(Reuters, Marianna Parraga, 13.Aug.2019) — Citgo Petroleum Corp has selected Carlos Jorda as its next chief executive, according to three people familiar with the matter, turning to a seasoned refinery expert and native Venezuelan to run a company facing legal attacks and working under U.S. sanctions against parent Petroleos de Venezuela (PDVSA).
Citgo cut ties with PDVSA earlier this year after U.S. President Donald Trump’s administration sanctioned the state-run company and recognized Juan Guaido, Venezuela’s congress chief, as the nation’s legitimate leader. Citgo officials loyal to President Nicolas Maduro were ousted and new boards for PDVSA and Citgo were named by the Venezuelan congress in February.
An appointment could be announced as soon as this week, after Citgo’s board votes on the selection process, according to one of the sources.
Guaido, asked by reporters at a briefing outside the National Assembly office which nominations he is going to make, said: “We will announce three nominations. … We are in the search of a CEO for Citgo. We have interviewed Carlos Jorda. … Jorda will be supporting and helping this (effort to) safeguard (assets).”
Guaido did not provide details on how Jorda would provide support.
Jorda, 69, was chairman of Citgo Petroleum between 1999 and 2002 and retired from the company in the early 2000s. He is a director at Delek US Holding, an oil refiner based in Tennessee, and an adviser at consultancy Gaffney, Cline & Associates.
A Citgo spokeswoman referred questions on Jorda and the potential appointment to a June statement acknowledging that the board was searching for a “leader who can best navigate the complex geopolitical and financial landscape.”
Jorda, who one person said has not yet formally accepted the offer, could not be reached for comment. PDVSA did not reply to a request for comment.
Venezuelan Oil Minister Manuel Quevedo said over the weekend that the Trump administration is “stealing” Citgo, applying “irrational measures” and pursuing an economic war against Maduro.
The next CEO will take over a profitable business with nearly $30 billion in revenue last year, according to company disclosures. Citgo is the eighth largest U.S. refiner by capacity and markets through a network of 5,300 retail outlets.
But it is a company under siege on several fronts: Maduro has his own directors and considers the separation from PDVSA as illegal; creditors want to grab Citgo in payment for Venezuela’s debts; and the U.S. Justice Department is probing its role in alleged bribery-for-contracts schemes.

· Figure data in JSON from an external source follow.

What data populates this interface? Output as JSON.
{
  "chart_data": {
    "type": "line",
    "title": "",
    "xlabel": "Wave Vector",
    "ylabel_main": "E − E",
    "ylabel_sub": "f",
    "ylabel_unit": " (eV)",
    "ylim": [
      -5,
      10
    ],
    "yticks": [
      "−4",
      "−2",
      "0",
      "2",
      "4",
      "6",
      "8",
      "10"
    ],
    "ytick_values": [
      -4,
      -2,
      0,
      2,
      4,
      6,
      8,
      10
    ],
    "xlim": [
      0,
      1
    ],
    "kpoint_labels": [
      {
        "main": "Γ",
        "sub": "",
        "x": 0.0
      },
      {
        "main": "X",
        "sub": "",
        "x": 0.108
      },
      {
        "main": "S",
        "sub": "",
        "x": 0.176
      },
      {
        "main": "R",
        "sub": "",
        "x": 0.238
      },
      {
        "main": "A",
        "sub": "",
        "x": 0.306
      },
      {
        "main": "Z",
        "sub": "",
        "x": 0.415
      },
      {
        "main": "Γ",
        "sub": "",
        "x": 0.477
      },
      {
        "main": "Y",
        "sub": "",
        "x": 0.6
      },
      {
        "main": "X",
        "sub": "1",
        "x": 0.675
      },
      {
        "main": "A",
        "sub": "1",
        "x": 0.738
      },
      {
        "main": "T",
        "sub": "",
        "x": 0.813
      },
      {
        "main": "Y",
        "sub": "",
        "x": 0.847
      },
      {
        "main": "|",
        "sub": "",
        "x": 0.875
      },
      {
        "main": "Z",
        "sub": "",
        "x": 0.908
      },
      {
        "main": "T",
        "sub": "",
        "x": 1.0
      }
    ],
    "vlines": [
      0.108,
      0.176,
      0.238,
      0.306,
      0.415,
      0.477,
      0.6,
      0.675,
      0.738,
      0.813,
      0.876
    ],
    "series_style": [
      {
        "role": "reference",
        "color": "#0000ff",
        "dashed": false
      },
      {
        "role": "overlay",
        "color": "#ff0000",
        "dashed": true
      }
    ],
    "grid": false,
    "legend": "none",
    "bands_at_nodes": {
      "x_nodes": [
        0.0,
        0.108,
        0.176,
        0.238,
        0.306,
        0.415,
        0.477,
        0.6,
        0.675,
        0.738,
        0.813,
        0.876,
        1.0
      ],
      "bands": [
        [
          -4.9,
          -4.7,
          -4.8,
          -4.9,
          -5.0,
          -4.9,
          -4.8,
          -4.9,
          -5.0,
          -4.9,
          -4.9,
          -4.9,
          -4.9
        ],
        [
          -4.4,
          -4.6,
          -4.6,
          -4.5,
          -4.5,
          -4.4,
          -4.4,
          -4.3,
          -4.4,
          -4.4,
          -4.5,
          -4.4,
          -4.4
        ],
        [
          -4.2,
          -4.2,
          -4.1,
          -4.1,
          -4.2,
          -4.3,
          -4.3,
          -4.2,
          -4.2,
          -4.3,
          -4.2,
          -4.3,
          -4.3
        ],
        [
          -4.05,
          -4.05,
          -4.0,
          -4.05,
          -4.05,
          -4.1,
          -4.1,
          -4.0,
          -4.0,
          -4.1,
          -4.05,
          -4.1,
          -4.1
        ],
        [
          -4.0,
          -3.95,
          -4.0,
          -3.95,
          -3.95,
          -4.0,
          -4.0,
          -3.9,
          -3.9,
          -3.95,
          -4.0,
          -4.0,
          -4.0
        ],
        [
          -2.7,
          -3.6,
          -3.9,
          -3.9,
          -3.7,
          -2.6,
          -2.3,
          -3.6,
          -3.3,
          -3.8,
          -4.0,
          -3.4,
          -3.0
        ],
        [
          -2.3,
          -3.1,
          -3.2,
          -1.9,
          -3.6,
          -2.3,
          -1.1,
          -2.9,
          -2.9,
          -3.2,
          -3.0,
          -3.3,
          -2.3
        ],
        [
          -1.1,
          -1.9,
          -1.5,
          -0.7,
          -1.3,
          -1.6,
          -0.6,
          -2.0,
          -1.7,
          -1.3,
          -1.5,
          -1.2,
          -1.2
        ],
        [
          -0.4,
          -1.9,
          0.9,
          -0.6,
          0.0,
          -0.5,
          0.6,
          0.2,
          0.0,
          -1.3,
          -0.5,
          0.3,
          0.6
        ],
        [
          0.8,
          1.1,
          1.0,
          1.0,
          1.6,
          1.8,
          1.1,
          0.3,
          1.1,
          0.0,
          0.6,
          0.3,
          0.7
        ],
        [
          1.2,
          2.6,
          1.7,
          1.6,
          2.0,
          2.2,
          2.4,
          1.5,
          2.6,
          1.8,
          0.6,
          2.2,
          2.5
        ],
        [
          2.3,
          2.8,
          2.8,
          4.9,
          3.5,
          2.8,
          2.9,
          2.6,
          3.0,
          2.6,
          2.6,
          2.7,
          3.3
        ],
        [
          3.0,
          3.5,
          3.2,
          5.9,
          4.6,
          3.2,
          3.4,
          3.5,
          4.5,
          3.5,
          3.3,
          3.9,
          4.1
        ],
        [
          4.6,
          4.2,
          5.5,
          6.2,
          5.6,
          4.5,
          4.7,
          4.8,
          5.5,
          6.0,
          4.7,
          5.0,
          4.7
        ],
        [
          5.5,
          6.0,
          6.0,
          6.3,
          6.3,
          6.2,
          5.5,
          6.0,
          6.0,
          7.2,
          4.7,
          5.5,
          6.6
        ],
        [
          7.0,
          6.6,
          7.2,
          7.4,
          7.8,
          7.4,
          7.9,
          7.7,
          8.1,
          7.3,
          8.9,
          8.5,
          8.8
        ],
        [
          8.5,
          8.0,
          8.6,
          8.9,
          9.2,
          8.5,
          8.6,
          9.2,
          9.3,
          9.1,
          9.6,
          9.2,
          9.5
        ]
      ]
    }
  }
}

Luisa Palacios, a Venezuelan executive appointed by Guaido to lead Citgo’s board, would remain as chair and other directors also would continue, two of the sources said.
The decision comes as a U.S. court confirmed the Guaido administration’s authority to appoint the Citgo board, rejecting a lawsuit by Maduro-appointed officials seeking to retake control of the company.
Washington last week issued an executive order freezing any property of the Venezuelan government in U.S. territory and opening a window for the enforcement of secondary sanctions on the country, where PDVSA is struggling to allocate and receive cash from exports.
The order, along with new licenses permitting some exceptions, aims to protect Venezuela’s overseas assets, especially Citgo, from some creditors while giving power to Guaido’s representatives to negotiate with foreign holders of Venezuela’s debt.
Citgo operates refineries in Texas, Louisiana and Illinois that can process up to 749,000 barrels of crude oil per day. Shares in its U.S. parent, Citgo Holding, were used by Maduro as collateral for debt due in 2020 and for a loan from Russian oil company Rosneft (ROSN.MM).